The Costa Rican specimen is comparable to Monstrillopsis fosshageni , but differs in being much smaller (0.55 mm versus 1.8 mm), having a terminal spiniform process of the fifth antennular segment less than half the length of the segment versus a longer element in Monstrillopsis fosshageni , representing more than half the length of the segment. Although some antennular elements are absent in Monstrillopsis fosshageni (see Suárez-Morales and Dias 2001), in this species element 1 is extremely long and heavily setulated whereas it is relatively short and lightly setulated in the new species. The genital apparatus has the same structure and proportions, but the terminal lappets are relatively stronger in the new species; also, in Monstrillopsis fosshageni , these are smooth, without the blister-like ornamentations described in Monstrillopsis cahuitae sp. nov.

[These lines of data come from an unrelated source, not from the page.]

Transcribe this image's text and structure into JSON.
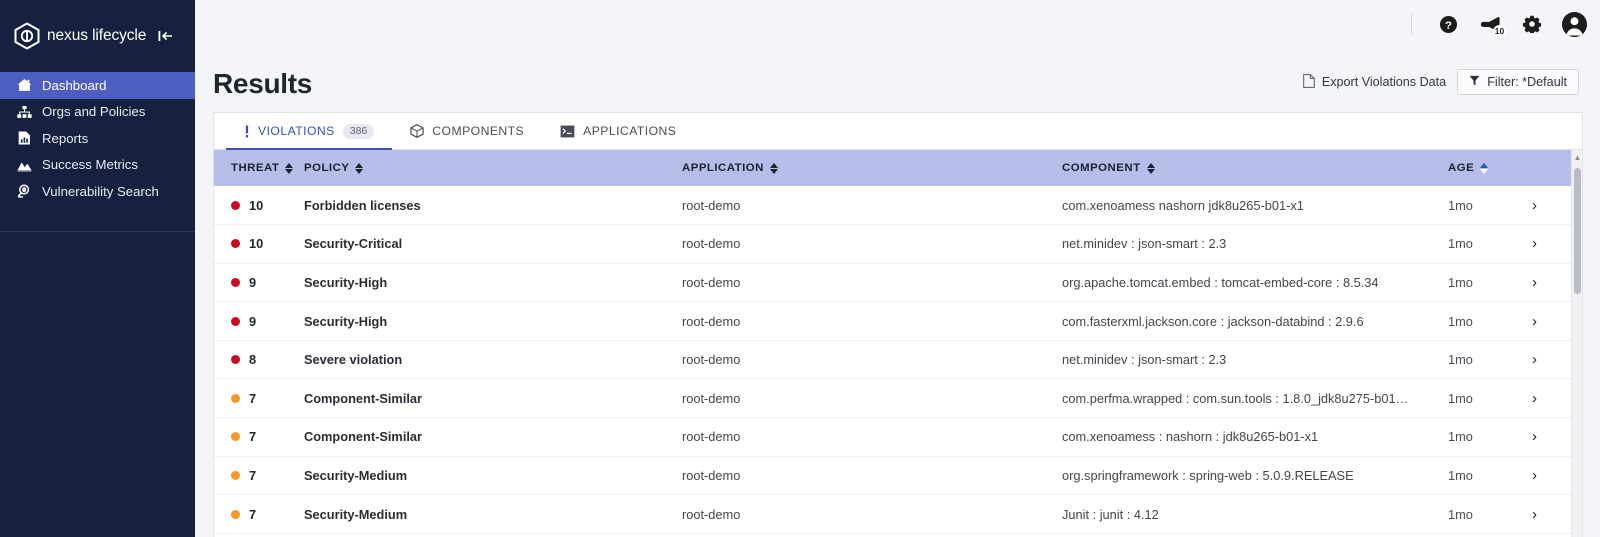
{
  "sidebar": {
    "brand": "nexus lifecycle",
    "collapse_label": "|←",
    "items": [
      {
        "label": "Dashboard",
        "icon": "home-icon",
        "active": true
      },
      {
        "label": "Orgs and Policies",
        "icon": "org-tree-icon",
        "active": false
      },
      {
        "label": "Reports",
        "icon": "report-document-icon",
        "active": false
      },
      {
        "label": "Success Metrics",
        "icon": "chart-mountain-icon",
        "active": false
      },
      {
        "label": "Vulnerability Search",
        "icon": "magnifier-bug-icon",
        "active": false
      }
    ]
  },
  "topbar": {
    "help_icon": "help-circle-icon",
    "notifications_icon": "announcement-icon",
    "notifications_count": "10",
    "settings_icon": "gear-icon",
    "avatar_icon": "user-avatar-icon"
  },
  "page": {
    "title": "Results",
    "export_label": "Export Violations Data",
    "export_icon": "document-icon",
    "filter_label": "Filter: *Default",
    "filter_icon": "funnel-icon"
  },
  "tabs": [
    {
      "label": "VIOLATIONS",
      "count": "386",
      "icon": "exclamation-icon",
      "active": true
    },
    {
      "label": "COMPONENTS",
      "count": "",
      "icon": "cube-icon",
      "active": false
    },
    {
      "label": "APPLICATIONS",
      "count": "",
      "icon": "terminal-icon",
      "active": false
    }
  ],
  "table": {
    "columns": [
      {
        "key": "threat",
        "label": "THREAT",
        "sorted": false
      },
      {
        "key": "policy",
        "label": "POLICY",
        "sorted": false
      },
      {
        "key": "application",
        "label": "APPLICATION",
        "sorted": false
      },
      {
        "key": "component",
        "label": "COMPONENT",
        "sorted": false
      },
      {
        "key": "age",
        "label": "AGE",
        "sorted": true,
        "direction": "asc"
      }
    ],
    "colors": {
      "critical": "#cc0a21",
      "severe": "#f79621"
    },
    "rows": [
      {
        "threat": "10",
        "severity": "critical",
        "policy": "Forbidden licenses",
        "application": "root-demo",
        "component": "com.xenoamess nashorn jdk8u265-b01-x1",
        "age": "1mo"
      },
      {
        "threat": "10",
        "severity": "critical",
        "policy": "Security-Critical",
        "application": "root-demo",
        "component": "net.minidev : json-smart : 2.3",
        "age": "1mo"
      },
      {
        "threat": "9",
        "severity": "critical",
        "policy": "Security-High",
        "application": "root-demo",
        "component": "org.apache.tomcat.embed : tomcat-embed-core : 8.5.34",
        "age": "1mo"
      },
      {
        "threat": "9",
        "severity": "critical",
        "policy": "Security-High",
        "application": "root-demo",
        "component": "com.fasterxml.jackson.core : jackson-databind : 2.9.6",
        "age": "1mo"
      },
      {
        "threat": "8",
        "severity": "critical",
        "policy": "Severe violation",
        "application": "root-demo",
        "component": "net.minidev : json-smart : 2.3",
        "age": "1mo"
      },
      {
        "threat": "7",
        "severity": "severe",
        "policy": "Component-Similar",
        "application": "root-demo",
        "component": "com.perfma.wrapped : com.sun.tools : 1.8.0_jdk8u275-b01…",
        "age": "1mo"
      },
      {
        "threat": "7",
        "severity": "severe",
        "policy": "Component-Similar",
        "application": "root-demo",
        "component": "com.xenoamess : nashorn : jdk8u265-b01-x1",
        "age": "1mo"
      },
      {
        "threat": "7",
        "severity": "severe",
        "policy": "Security-Medium",
        "application": "root-demo",
        "component": "org.springframework : spring-web : 5.0.9.RELEASE",
        "age": "1mo"
      },
      {
        "threat": "7",
        "severity": "severe",
        "policy": "Security-Medium",
        "application": "root-demo",
        "component": "Junit : junit : 4.12",
        "age": "1mo"
      }
    ],
    "row_chevron": "›"
  }
}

Suárez-Morales et al. (2006) included the following nominal species in the genus Monstrillopsis : Monstrillopsis dubia ( Scott, 1904) from Scotland (60 ◦ N), Monstrillopsis zernowi from the Black Sea (43 ◦ N), Monstrillopsis sarsi Isaac, 1974 from England (54 ◦ N), Monstrillopsis fosshageni from Brazil (20 ◦ S), Monstrillopsis dubioides Suárez-Morales, 2004 from Norway (62 ◦ N), Monstrillopsis ferrarii Suárez-Morales and Ivanenko from the White Sea in the Arctic Ocean (66 ◦ N), Monstrillopsis chilensis from off Chile (33 ◦ S), Monstrillopsis igniterra from the Southern Ocean (55 ◦ S). Later on, Suárez-Morales and Morales-Ramírez added Monstrillopsis chathamensis from the Eastern Pacific. Together with Monstrillopsis fosshageni , the new species Monstrillopsis cahuitae is the second Monstrillopsis species known from a male only. Only four of the ten species of Monstrillopsis has been recorded from subtropical or tropical areas. Hence, it is expected that the description of this species based on the male will help the identification of the female in the same reef area.